I remove all the device pointer declarations at global scope in the .cu file, creating them instead within main.cpp on the host
I declare device pointers d_sSize, d_sB, d_sG, d_sR on the host, pass these pointers to alcMem for device level memory allocation.
cudaMemcpy eB, eG, eR over to d_eB, d_eG, d_eR
Call doKernel to launch kernel execution, at which time the kernel is launched with the following parameters: eB, eG, eR, d_eLabel, d_sSize, d_sB, d_sG, d_sR
Retrieve (memcpy back) as I was doing before
Free mem as before

genisys · February 20, 2010, 6:49pm

Actually I’ve taken enough of your time already.
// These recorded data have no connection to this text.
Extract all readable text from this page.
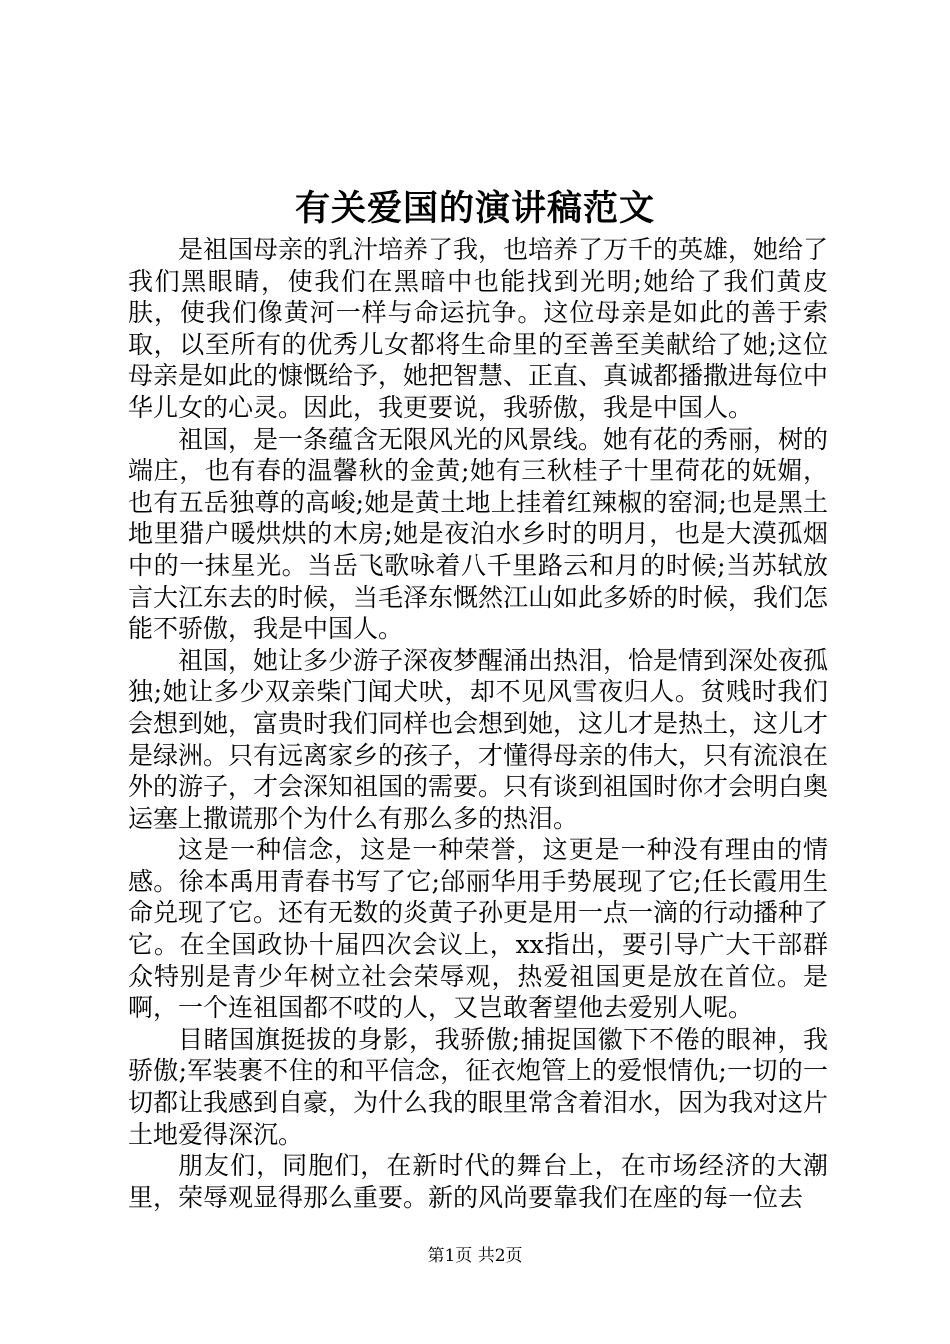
有关爱国的演讲稿范文

是祖国母亲的乳汁培养了我，也培养了万千的英雄，她给了我们黑眼睛，使我们在黑暗中也能找到光明;她给了我们黄皮肤，使我们像黄河一样与命运抗争。这位母亲是如此的善于索取，以至所有的优秀儿女都将生命里的至善至美献给了她;这位母亲是如此的慷慨给予，她把智慧、正直、真诚都播撒进每位中华儿女的心灵。因此，我更要说，我骄傲，我是中国人。

祖国，是一条蕴含无限风光的风景线。她有花的秀丽，树的端庄，也有春的温馨秋的金黄;她有三秋桂子十里荷花的妩媚，也有五岳独尊的高峻;她是黄土地上挂着红辣椒的窑洞;也是黑土地里猎户暖烘烘的木房;她是夜泊水乡时的明月，也是大漠孤烟中的一抹星光。当岳飞歌咏着八千里路云和月的时候;当苏轼放言大江东去的时候，当毛泽东慨然江山如此多娇的时候，我们怎能不骄傲，我是中国人。

祖国，她让多少游子深夜梦醒涌出热泪，恰是情到深处夜孤独;她让多少双亲柴门闻犬吠，却不见风雪夜归人。贫贱时我们会想到她，富贵时我们同样也会想到她，这儿才是热土，这儿才是绿洲。只有远离家乡的孩子，才懂得母亲的伟大，只有流浪在外的游子，才会深知祖国的需要。只有谈到祖国时你才会明白奥运塞上撒谎那个为什么有那么多的热泪。

这是一种信念，这是一种荣誉，这更是一种没有理由的情感。徐本禹用青春书写了它;邰丽华用手势展现了它;任长霞用生命兑现了它。还有无数的炎黄子孙更是用一点一滴的行动播种了它。在全国政协十届四次会议上，xx指出，要引导广大干部群众特别是青少年树立社会荣辱观，热爱祖国更是放在首位。是啊，一个连祖国都不哎的人，又岂敢奢望他去爱别人呢。

目睹国旗挺拔的身影，我骄傲;捕捉国徽下不倦的眼神，我骄傲;军装裹不住的和平信念，征衣炮管上的爱恨情仇;一切的一切都让我感到自豪，为什么我的眼里常含着泪水，因为我对这片土地爱得深沉。

朋友们，同胞们，在新时代的舞台上，在市场经济的大潮里，荣辱观显得那么重要。新的风尚要靠我们在座的每一位去

第1页 共2页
Please disregard previous post, I’ll go the rest of the way on my own. Thanks loads for the head start.

avidday · February 21, 2010, 9:50am

That is pretty much how it should work.

You could also define constant pointers at global scope, do the device memory allocations with cudaMalloc() on host pointers, and then use memcpyToSymbol() to write the addresses of the memory allocations to those constant pointers. Constant memory has cache and a broadcast mechanism which makes it fast for that sort of usage, and it eliminates the need for long argument lists in you device functions (those arguments also occupy shared memory, so it frees up some shared memory in the process).

genisys · February 21, 2010, 1:20pm

Got it working finally! Thanks for your tip about the constant ptrs. Will implement that next. I have one more quick question but I should open a new thread for that.